Turning to Friday's disastrous earthquake in Japan, Obama said his administration will offer Japan "whatever assistance is needed" as the nation grapples with devastation. He also promised federal aid to the westernmost regions of the United States that have been impacted by the resulting tsunamis moving across the Pacific Ocean.
"I'm heartbroken by this tragedy," Obama said, referencing his connection with Japanese culture because of his upbringing in Hawaii.
Several hundred people are dead in Japan after the 8.9-magnitude earthquake, one of the five largest in history, and a resulting tsunami.
International affairs dominated Obama's press conference even as he remains locked in a high-stakes battle with Republicans over the budget, with both sides hoping to avoid a government shutdown next week.
Obama said Congress and the White House may have missed the opportunity to reach a solution before the short-term resolution runs out next Friday. He said Congress may need to reach another temporary resolution before reaching a permanent solution to continue funding the government for the rest of the fiscal year.
Democrats and Republicans, he said, need to come together and reach a compromise.
"It shouldn't be that complicated," Obama said.
Obama faced questions about his approach to the situation in Libya, where he has called for Libyan leader Moammar Gadhafi to step down. He said Washington has designated an emissary to talk with the opposition in Libya in addition to Secretary of State Hillary Clinton's planned discussion with the group, and he rejected criticism that his administration has reacted too slowly to the situation.

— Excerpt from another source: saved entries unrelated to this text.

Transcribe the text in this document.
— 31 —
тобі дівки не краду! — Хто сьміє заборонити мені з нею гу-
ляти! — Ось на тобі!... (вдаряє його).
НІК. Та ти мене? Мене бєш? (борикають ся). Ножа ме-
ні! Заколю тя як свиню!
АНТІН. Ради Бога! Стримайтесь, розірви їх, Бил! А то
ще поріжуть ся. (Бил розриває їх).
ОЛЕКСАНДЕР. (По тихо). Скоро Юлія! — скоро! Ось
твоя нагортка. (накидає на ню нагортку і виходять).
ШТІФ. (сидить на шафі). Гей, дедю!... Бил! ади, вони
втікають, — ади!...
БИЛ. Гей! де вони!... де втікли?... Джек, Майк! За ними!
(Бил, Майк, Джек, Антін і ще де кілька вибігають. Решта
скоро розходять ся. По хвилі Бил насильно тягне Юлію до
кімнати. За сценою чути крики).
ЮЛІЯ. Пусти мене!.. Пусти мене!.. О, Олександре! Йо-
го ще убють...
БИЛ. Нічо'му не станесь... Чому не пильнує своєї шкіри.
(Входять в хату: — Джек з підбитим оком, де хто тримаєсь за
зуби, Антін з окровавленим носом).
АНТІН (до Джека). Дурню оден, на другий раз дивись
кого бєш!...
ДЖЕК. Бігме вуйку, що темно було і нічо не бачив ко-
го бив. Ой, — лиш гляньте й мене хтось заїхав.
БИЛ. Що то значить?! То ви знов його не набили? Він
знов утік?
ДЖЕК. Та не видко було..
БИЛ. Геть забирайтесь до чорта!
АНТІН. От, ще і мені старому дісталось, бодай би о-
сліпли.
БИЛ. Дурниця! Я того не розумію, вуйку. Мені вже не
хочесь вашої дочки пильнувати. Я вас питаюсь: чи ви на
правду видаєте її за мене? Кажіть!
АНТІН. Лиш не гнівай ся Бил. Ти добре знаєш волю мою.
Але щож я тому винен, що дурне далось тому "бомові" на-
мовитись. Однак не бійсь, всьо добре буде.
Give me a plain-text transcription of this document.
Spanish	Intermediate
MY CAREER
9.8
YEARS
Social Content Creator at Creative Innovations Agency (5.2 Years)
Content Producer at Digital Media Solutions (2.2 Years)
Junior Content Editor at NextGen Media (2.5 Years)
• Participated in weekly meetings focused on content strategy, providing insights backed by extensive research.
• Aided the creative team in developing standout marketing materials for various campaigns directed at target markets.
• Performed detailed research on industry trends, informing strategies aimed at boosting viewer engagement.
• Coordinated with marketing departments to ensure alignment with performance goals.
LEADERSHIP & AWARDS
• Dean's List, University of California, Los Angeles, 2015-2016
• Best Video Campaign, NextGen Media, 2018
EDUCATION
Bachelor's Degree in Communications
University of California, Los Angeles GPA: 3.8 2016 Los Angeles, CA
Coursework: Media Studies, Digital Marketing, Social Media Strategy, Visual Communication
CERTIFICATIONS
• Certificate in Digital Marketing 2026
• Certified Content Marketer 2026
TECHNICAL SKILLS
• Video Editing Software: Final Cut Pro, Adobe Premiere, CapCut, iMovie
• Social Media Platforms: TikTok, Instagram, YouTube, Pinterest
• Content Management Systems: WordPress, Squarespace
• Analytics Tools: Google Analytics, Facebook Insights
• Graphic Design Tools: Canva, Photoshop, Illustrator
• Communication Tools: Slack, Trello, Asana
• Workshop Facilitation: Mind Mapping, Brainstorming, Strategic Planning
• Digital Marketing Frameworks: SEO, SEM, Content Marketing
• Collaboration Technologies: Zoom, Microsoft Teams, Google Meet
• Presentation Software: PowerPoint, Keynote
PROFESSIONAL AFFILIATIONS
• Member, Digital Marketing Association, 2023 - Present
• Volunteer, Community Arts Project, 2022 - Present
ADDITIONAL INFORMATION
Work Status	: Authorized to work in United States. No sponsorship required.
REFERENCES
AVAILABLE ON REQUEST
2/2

"We are slowly tightening the noose on Mr. Gadhafi," Obama said. "I have not taken any options off the table at this point."
On Japan, the White House has been on full-alert since the president was informed of the earthquake at 4 a.m. Friday. Obama, who has twice visited Japan since taking office, called Japanese Prime Minister Naoto Kan after receiving a briefing from senior advisers and members of his national security team, as well as Homeland Security Secretary Janet Napolitano and Emergency Management Agency Administrator Craig Fugate.
Obama has ordered FEMA to prepare to assist Hawaii, the president's home state, and other Pacific regions of the United States that are currently threatened by tsunamis as a result of the quake.
The Pentagon dispatched a handful of U.S. Navy war ships are en route to Japan. Obama said the Pentagon is working to account for all U.S. troops in Japan. He also said the State Department is working to account for and assist any and all American citizens who are in Japan.
"We are monitoring the situation very closely," Obama said.